News
04 May 2026

Fundamentals vs. Disruption: The LPG Market’s Stress Test by Adrian Calcaneo – VP of Energy & Feedstocks, OPIS, a Dow Jones Company

 

For years, the global LPG trade has run on a quiet assumption: that the Middle East would remain a dependable cornerstone of supply. The disruption of flows through the Strait of Hormuz has done more than tighten balances - it has forced a rethink of how secure “secure” supply really is. For the largest importers in Asia, particularly India and China, the shift has been swift and pragmatic. The question is no longer how to source efficiently from the Middle East, but how to ensure continuity if those flows were to falter again.

The result is a market that looks increasingly less regional and far more global in its behavior. Asian buyers are casting a wider net, pulling cargoes from the United States and, in some cases, as far afield as South America. These are not opportunistic trades at the margin. They are part of a broader effort to build redundancy into supply chains that were once optimised for cost, not resilience.

But redundancy has limits. The Middle East still accounts for roughly a third of global LPG trade, and that scale is not easily replaced. The United States has emerged as the natural counterbalance, backed by abundant production and strong inventory levels. Yet for all its resource depth, U.S. export capacity remains constrained. Gulf Coast terminals are operating close to full utilisation, and while expansions are underway, they cannot close the gap overnight.

In the meantime, the strain is showing up in logistics as much as in price. The scramble for capacity through the Panama Canal - where reports of multimillion-dollar transit fees to secure priority passage have surfaced - speaks to a system under pressure. When freight economics begin to rival commodity values, it is a signal that the market is stretching to maintain equilibrium.
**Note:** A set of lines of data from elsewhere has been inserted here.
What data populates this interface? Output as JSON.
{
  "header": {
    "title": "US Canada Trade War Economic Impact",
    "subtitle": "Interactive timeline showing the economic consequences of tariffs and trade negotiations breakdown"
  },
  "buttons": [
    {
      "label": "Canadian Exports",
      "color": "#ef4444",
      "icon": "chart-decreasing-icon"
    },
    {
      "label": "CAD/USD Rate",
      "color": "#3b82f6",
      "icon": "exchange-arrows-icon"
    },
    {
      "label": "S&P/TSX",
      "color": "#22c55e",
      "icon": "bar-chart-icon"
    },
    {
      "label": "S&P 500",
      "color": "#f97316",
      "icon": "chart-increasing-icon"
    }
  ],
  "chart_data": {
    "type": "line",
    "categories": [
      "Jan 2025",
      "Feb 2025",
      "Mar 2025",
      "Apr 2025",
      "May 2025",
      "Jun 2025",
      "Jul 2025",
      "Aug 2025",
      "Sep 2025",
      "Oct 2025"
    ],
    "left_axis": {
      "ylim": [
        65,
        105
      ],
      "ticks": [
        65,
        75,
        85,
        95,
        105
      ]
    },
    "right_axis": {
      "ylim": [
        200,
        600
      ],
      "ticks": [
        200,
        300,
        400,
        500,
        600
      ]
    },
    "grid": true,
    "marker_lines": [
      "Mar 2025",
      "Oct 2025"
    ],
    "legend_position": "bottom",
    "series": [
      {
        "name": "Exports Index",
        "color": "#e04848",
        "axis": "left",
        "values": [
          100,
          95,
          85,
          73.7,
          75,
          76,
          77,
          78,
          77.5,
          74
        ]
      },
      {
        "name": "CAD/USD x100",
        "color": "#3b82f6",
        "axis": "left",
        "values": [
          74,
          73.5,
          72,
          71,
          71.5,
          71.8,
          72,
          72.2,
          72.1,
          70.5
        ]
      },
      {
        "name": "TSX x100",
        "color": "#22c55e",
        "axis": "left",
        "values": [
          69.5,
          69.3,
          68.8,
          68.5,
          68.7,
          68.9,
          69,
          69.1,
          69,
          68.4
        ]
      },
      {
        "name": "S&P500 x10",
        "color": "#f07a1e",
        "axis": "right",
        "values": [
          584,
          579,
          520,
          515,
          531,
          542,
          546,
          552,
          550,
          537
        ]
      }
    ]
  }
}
Demand, for its part, is adjusting at the margins but not retreating. In China, propane dehydrogenation units have pulled back, with utilisation rates drifting toward 60% - a level that suggests operators are treading carefully in the face of higher costs and uncertainty. That has tempered some import demand, but only to a degree. LPG’s role in residential and commercial energy use remains intact, and across much of Asia, that baseline demand is non-negotiable.

What is changing more fundamentally is the way the market thinks about risk. The old model - built on a relatively small number of large, stable supply corridors - is giving way to something more distributed. More routes, more counterparties, more exposure to freight and infrastructure constraints. In short, more complexity.

That complexity is also reshaping how the market prices itself. As trade flows diversify and U.S. supply takes on a larger role, pricing is increasingly anchored to global benchmarks with broad liquidity and transparency. The OPIS Mont Belvieu benchmark, long the reference point for North American LPG, is playing a more prominent role in international transactions. As buyers move away from single-region dependence, they are also moving toward pricing mechanisms that reflect a more global set of fundamentals.

None of this is happening in a vacuum. The broader energy landscape is evolving at the same time. Natural gas demand is rising, driven in part by the growth of data centers and the steady electrification of economies. That has implications for LPG, which often sits adjacent to natural gas in both production and end use. In tighter gas markets, LPG can become more valuable - not just as a feedstock, but as a flexible fuel that can step in where infrastructure or supply falls short.

That flexibility is one of LPG’s enduring advantages. It is relatively easy to transport, comparatively cleaner than many alternatives, and already embedded in a wide range of applications - from household cooking to petrochemicals. In a world where energy security is being reconsidered alongside energy transition, those attributes matter.

They also point to opportunity. The current disruption, for all its challenges, may accelerate investment where it is most needed. On the supply side, additional export capacity - particularly in the United States - will be essential to providing the market with more optionality. On the demand side, countries are likely to place greater emphasis on storage, import infrastructure, and diversified sourcing strategies.

There is also a longer-term question about access. In many parts of the world, LPG remains one of the most practical pathways away from biomass and toward cleaner household energy. Ensuring that supply remains both available and affordable is not just a commercial concern; it is a development priority.

For now, the market is navigating a period of adjustment. Prices are signaling scarcity where it exists. Trade routes are adapting, sometimes at considerable cost. Buyers and sellers alike are recalibrating their assumptions.

Whether this moment proves temporary or transformative will depend largely on duration. A short disruption would allow the market’s underlying fundamentals - still strong by most measures - to reassert themselves. A prolonged period of instability, however, would likely accelerate the structural shifts already underway, locking in new trade patterns and investment priorities.

Either way, one point is clear. The LPG market is no longer defined by geography alone. It is defined by connectivity - between regions, between commodities, and increasingly between data and decision-making. In that environment, the ability to interpret shifting signals and translate them into clear, actionable insight is becoming just as important as access to molecules themselves.

For those navigating this landscape, clarity is no longer a luxury. It is essential - and increasingly,  it is driven by the quality of the benchmarks and intelligence that underpin the market.